Yes, @toivoh has it correct. (Well, close enough: required packages where the requirement is satisfied by any of x1 ... xn have x1 + ... + xn >= 1
, which forces at least one of them to be installed.) The weights for the optimization function need to be chosen carefully so that fractionally solutions are never optimal. That's what the first linear programming problem is for. I agree that it seems unlikely for problems constructed like this to be ill-conditioned.
@carlobaldassi The GLPK interface should be in a module for sure, and linprog can have its own module - making it easy to do things such as replacing linprog-glpk with linprog-clp. We can decide the fate of GLPK and various other libraries when we do the package reorganization and cleaning of Base.
Is the purpose of the objective entirely to force the LP solution to be integer? (So actually you're interested in any integer solution to the 2nd LP?) What do the constraints in the 1st LP represent?

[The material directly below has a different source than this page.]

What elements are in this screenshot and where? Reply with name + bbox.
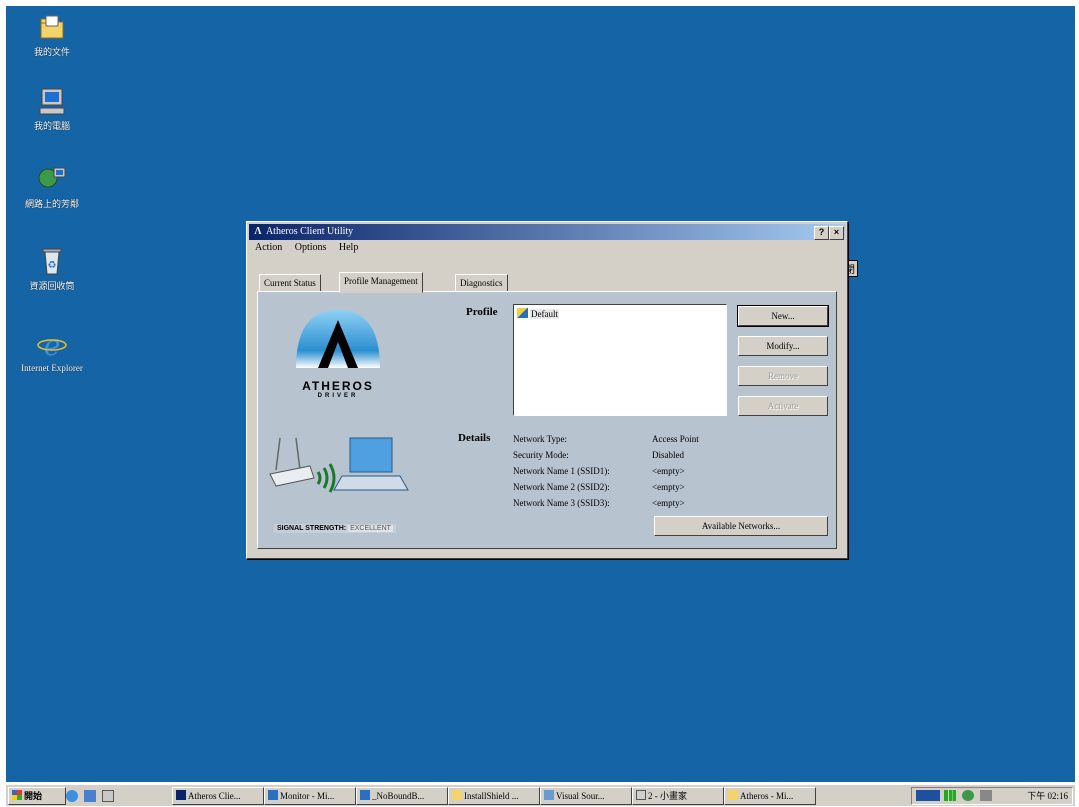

The weight optimization (i.e. 1st LP) enforces two constraints:
This favors installing packages that are depended on by a lot of other packages, and newer package versions over older ones. The doubling of cost for each older version seems to be necessary to ensure that the solution to the 2nd LP problem is integral. It would be nice to get rid of the doubling, since it can fairly rapidly run out of the Float64
range, but this was the best I could manage. I figured we could figure something clever out at some point later if it came to that.
From a fresh pull...
Oh, sorry, yeah, Pkg.Metadata
isn't really an externally facing API: you have to manually cd into ~/.julia
before running those commands.
Large objective values (1e10) can cause instability even if all of the coefficients of the constraints are nice, so that's slightly concerning, but it sounds like the versions considered can be cut down a lot with some preprocessing. I'll look at writing a linprog interface to my jlSimplex code.
@StefanKarpinski: When you say that fractional solutions should not be optimal, is it enough that the solution is a vertex? (Because I think simplex always gives you one) Or do you mean that there could be vertices at fractional coordinates that become optimal with the wrong weight?
I'm not sure it would solve all problems, but note that in linprog.jl there's a mixintprog
function which can be used to restrict the space of solutions to integers.
(I'll work on modularizing GLPK and linprog.)
In case anyone's interested, I've just created a stand-alone repo for the Clp wrapper, which will eventually become a package at some point (hopefully).
We're been focused on the simplex algorithm, but actually it's much easier to write a reasonable implementation of the primal-dual interior-point method.
It looks like sparse was moved to base. The others aren't needed by Pkg anymore, IIRC, and should eventually be made into their own packages? So can this be closed as resolved?
@carlobaldassi @mlubin Could you guys move GLPK to a package too, like you did with CLP? We could then close this one.
I started moving GLPK to a package. It works, but I'm not sure how to test it on OSX and Windows. I'll probably ask for help in a short while.
@carlobaldassi I can get you remote access to a windows VM
@carlobaldassi, there's many people here with OSX machines, myself included. I can run any tests you need, if that would help you.
@loladiro , @staticfloat : thanks, I'll open a thread on the dev list. A Windows VM would probably help.
They have been moved directly out of the julia repo into packages.
The major blocker here is sparse because I don't want to screw up the (re)merge for all of @ViralBShah and @dmbates work on sparse matrices. These modules need to go into base and get loaded by default so that the Pkg module, which relies on them, can get loaded by default so that people can add and remove packages without having to do anything. Or maybe that's too much stuff to load by default?